I live in a recent example of middle range housing in which architectural quality of high order and social value combine. It is an infill cluster of six new houses, similar in terms of gross enclosed square footage per unit to the mid-range of conventional middle-income housing developments adjoining it. However, the architect, the highly influential Tony Fretton, has fit them more tightly together, in a courtyard system on a much smaller, more economical and environmentally sound general footprint. Windows, doors and fittings are standard. But, unlike their neighbors, they are arranged under higher ceilings and with unusual attention to light, flow, and the balance between open and enclosed. While the project is by the acclaimed Fretton, it was not his name—unknown to any of the other buyers when they purchased—that established the 20-percent value above market that they were happy to pay.
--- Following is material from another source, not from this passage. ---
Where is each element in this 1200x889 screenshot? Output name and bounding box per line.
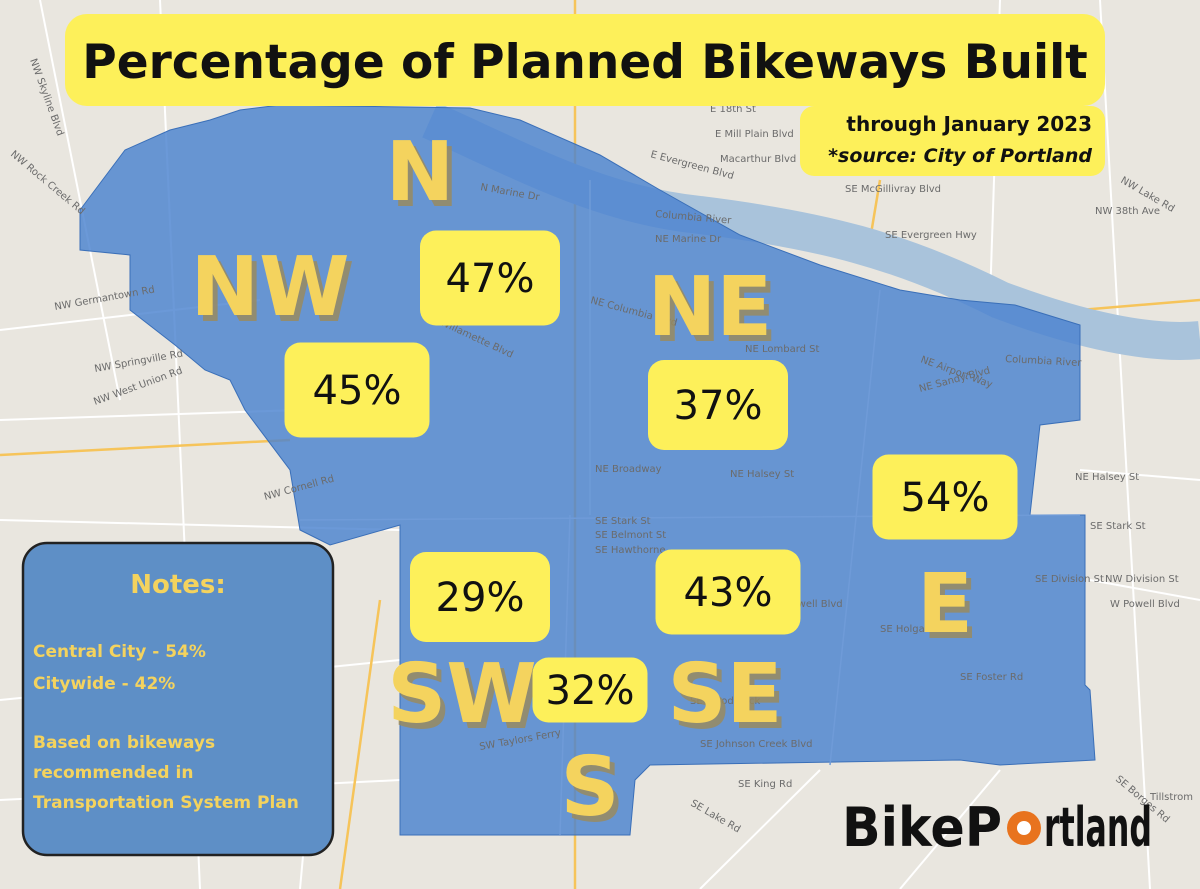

Instead, my neighbors were delighted to have equivalent space on less land for more money simply to live in a house that feels lighter, freer, and better to live in, more satisfying to look at when you enter and approach, and much more conducive to a sense of a life shared with your neighbors. The premium was for great design on everyday terms by an architect of real imagination, and in some ways he has most succeeded by effacing himself. No-one bought the designer’s name, or the idea of living in an ‘architectural’ dwelling. They simply fell for the quality of life that good architecture could afford them. That is worth paying for.

Jørn Utzon, Kingo Housing, Elsinore, Denmark, 1956.